Child Trafficking on the Rise in the U.S.?

There’s a sad story in the AP today by Rukmini Callimachi about child maid trafficking in the U.S.

Shyima was 10 when a wealthy Egyptian couple brought her from a poor village in northern Egypt to work in their California home. She awoke before dawn and often worked past midnight to iron their clothes, mop the marble floors and dust the family’s crystal. She earned $45 a month working up to 20 hours a day. She had no breaks during the day and no days off.

The trafficking of children for domestic labor in the U.S. is an extension of an illegal but common practice in Africa. Families in remote villages send their daughters to work in cities for extra money and the opportunity to escape a dead-end life. Some girls work for free on the understanding that they will at least be better fed in the home of their employer.

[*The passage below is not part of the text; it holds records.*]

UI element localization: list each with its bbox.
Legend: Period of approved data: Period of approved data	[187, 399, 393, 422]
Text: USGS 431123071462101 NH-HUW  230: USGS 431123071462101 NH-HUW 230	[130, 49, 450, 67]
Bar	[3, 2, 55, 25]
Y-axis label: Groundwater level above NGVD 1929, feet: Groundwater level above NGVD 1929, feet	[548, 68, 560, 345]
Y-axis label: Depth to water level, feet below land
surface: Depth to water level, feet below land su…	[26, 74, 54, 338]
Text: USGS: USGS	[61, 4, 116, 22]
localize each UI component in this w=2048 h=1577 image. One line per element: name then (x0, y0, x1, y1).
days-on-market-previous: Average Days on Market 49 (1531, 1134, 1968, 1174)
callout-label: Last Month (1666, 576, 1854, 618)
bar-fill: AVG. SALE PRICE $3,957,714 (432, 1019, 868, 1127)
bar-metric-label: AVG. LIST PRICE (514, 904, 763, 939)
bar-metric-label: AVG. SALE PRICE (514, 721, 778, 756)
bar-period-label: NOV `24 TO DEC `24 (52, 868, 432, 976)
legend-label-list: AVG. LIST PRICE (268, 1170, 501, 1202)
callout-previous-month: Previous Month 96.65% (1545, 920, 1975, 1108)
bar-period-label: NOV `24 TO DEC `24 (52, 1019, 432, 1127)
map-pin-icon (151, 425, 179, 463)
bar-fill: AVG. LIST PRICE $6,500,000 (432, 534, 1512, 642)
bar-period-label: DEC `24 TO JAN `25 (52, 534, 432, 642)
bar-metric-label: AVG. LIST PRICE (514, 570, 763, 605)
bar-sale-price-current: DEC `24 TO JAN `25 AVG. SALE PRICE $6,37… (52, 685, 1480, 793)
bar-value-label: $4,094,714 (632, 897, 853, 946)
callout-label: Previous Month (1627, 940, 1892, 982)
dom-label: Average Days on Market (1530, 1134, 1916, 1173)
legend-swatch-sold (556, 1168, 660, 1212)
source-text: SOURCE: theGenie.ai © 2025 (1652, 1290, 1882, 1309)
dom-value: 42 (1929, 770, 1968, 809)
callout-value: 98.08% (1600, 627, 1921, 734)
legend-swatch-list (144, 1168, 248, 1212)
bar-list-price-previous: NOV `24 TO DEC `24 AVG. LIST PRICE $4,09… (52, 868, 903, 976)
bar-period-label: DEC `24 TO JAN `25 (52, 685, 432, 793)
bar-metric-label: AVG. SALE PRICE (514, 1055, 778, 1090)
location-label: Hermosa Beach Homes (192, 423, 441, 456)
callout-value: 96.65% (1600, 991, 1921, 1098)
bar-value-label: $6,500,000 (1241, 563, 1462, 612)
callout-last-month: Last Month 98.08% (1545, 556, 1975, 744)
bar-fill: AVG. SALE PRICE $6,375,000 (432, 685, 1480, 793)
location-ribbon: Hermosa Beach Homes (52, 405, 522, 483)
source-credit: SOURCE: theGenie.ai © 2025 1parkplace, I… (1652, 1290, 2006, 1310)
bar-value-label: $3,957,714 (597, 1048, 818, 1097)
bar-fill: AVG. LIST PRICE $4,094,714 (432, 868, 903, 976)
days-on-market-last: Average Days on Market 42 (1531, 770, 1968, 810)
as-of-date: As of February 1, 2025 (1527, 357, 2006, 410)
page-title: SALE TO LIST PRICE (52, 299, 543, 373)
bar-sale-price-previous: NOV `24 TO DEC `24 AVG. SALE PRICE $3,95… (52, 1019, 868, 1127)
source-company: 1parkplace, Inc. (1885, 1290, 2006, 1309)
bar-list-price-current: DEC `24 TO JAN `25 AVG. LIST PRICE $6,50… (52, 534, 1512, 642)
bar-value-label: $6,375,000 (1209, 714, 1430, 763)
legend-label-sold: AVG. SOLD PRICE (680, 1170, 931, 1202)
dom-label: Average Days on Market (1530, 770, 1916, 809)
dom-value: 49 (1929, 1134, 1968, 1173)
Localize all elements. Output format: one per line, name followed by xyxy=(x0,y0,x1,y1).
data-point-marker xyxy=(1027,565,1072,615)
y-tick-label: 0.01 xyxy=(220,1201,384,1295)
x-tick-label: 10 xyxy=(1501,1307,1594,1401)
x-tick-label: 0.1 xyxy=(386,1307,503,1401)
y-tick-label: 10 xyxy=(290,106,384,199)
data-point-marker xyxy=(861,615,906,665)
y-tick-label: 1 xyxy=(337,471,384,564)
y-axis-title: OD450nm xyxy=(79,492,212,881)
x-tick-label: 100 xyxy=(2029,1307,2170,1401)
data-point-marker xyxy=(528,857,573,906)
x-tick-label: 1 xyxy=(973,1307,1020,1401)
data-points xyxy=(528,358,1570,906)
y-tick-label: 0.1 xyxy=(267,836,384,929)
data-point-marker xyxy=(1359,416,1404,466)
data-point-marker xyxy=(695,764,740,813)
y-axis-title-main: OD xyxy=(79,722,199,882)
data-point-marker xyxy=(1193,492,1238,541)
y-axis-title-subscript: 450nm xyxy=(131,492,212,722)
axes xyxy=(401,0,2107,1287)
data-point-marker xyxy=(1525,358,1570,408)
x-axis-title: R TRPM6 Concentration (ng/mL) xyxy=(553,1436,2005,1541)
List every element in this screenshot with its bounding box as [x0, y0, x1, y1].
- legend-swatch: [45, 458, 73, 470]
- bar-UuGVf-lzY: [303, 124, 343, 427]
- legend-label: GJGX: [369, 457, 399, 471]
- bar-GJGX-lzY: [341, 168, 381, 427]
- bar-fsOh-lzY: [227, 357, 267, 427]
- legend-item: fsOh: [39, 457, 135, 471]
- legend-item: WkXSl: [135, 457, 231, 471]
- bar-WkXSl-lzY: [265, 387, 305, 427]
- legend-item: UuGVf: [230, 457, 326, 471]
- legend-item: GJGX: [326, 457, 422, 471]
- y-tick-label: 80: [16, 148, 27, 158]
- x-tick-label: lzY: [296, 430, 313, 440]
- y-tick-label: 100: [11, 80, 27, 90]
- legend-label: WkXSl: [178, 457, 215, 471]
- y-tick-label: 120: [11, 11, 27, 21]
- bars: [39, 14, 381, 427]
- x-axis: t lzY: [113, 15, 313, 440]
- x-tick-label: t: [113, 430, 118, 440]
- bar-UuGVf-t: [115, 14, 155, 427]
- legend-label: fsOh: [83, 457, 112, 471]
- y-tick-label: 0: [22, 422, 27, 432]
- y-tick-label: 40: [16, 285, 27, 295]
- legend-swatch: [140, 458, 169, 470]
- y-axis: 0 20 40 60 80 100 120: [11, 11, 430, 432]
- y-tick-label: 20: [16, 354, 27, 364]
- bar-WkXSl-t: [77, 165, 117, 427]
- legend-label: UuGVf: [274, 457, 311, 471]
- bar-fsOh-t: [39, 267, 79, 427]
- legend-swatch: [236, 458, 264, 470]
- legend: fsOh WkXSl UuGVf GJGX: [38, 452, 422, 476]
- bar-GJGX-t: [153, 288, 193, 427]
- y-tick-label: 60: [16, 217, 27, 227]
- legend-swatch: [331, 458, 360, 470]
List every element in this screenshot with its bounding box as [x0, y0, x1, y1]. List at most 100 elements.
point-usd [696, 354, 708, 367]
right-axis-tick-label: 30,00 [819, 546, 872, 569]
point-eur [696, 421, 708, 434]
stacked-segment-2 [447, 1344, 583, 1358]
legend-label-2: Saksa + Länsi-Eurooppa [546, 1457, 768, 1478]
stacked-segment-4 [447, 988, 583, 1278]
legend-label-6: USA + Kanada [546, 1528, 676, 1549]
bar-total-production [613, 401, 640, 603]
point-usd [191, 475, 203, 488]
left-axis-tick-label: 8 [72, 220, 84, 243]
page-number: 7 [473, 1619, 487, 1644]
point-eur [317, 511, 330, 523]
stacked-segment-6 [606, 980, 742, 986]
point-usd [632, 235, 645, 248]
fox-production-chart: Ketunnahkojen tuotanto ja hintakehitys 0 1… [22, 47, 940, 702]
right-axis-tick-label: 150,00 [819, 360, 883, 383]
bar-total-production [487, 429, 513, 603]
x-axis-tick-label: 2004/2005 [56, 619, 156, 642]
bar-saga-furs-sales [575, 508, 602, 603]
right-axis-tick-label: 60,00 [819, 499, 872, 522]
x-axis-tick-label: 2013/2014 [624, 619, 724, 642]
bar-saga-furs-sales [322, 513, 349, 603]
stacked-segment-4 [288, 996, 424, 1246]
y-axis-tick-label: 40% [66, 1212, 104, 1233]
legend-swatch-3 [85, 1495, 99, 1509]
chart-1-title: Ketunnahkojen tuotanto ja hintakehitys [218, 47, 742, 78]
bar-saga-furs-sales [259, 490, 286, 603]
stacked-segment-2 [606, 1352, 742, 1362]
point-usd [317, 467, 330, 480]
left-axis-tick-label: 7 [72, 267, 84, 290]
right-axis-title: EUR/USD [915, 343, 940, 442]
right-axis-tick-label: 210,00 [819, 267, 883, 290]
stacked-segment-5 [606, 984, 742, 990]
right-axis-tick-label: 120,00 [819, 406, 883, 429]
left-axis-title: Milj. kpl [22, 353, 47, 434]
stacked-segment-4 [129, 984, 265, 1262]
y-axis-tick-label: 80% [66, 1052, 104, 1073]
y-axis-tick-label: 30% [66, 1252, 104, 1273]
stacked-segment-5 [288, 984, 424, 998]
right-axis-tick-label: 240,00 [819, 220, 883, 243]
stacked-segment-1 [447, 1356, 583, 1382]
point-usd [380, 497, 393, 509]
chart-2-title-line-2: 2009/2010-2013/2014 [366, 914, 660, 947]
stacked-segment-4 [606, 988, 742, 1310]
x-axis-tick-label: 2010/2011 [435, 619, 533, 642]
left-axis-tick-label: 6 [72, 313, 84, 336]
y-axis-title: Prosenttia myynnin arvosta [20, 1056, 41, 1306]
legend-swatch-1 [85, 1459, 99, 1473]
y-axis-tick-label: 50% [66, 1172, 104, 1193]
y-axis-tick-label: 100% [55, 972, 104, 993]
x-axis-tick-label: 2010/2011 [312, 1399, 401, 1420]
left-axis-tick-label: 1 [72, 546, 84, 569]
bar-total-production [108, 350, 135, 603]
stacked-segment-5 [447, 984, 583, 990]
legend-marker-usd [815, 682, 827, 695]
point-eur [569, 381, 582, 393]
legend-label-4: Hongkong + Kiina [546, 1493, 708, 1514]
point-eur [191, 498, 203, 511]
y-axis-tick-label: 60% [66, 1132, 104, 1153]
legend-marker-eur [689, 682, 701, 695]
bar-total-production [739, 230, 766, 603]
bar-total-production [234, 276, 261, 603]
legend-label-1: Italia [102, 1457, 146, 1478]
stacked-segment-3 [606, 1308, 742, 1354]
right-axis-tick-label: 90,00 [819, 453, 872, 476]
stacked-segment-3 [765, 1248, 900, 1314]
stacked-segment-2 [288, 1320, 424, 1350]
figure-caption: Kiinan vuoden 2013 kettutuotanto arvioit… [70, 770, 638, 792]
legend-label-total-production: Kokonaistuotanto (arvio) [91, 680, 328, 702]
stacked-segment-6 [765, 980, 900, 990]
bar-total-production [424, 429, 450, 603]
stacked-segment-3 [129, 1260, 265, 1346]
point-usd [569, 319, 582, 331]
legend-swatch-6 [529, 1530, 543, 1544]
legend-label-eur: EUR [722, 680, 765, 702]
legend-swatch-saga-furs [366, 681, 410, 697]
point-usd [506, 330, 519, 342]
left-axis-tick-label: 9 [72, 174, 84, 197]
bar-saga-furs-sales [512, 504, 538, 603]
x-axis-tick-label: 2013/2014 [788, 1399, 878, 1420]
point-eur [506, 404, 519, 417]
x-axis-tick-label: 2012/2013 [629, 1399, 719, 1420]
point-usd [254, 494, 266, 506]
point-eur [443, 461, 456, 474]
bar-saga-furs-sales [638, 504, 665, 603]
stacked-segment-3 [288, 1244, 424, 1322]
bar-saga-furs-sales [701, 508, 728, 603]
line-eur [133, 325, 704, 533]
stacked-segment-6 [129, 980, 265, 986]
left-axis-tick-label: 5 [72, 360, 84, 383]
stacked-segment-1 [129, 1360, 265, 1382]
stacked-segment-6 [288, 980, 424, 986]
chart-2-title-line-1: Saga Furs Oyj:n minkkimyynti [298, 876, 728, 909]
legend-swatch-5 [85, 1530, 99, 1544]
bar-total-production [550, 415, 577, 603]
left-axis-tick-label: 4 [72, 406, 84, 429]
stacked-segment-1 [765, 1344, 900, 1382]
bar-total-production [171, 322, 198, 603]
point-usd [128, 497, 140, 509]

This practice is apparently a growing problem in the U.S., because well-to-do Africans immigrating to the U.S. who engage in this child-maid slavery are bringing this practice with them. An estimated 10,000 forced laborers in the U.S. right now are servants who are trapped in suburban homes, according to a National Human Rights Center survey, conducted with Free the Slaves, a nonprofit group. No one is certain how many are children, since the work can be couched as chores.

Research by the U.S. State Department reveals that just over the past year, children have been trafficked to work as servants in 33 of Africa’s 53 countries, and children from 10 African countries were sent as maids to Europe and the U.S. However, the problem is so well-disguised that nobody is sure how many child maids are in the U.S. today.

The saddest part is that the parents of these children often send the children willingly, believing that their children will have a better life as a maid than with their own families.

Shyima’s mother, Salwa Mahmoud, said her father believed she would have better opportunities in America.

“I didn’t want her to travel but our family’s condition dictated that she had to go,” explained Mahmoud, a squat, round-faced woman with calloused hands and feet. She is missing two front teeth because she couldn’t afford a dentist.

“If she had stayed here in Egypt, she would have been ordinary,” said Awatef, Shyima’s older sister. “Just like us.”

Shyima’s story has a somewhat happy ending, after several rocky years since leaving the servitude of the Egyptian. She was adopted last year by a couple in California, and graduated from high school this summer after passing her exit exam the second time around. Now 19, Shyima hopes to become a police officer and has a boyfriend. She keeps photos of her parents, brothers and sisters in a box in her closet. She says she doesn’t look at them because it makes her cry. “How could they? They’re my parents” she said.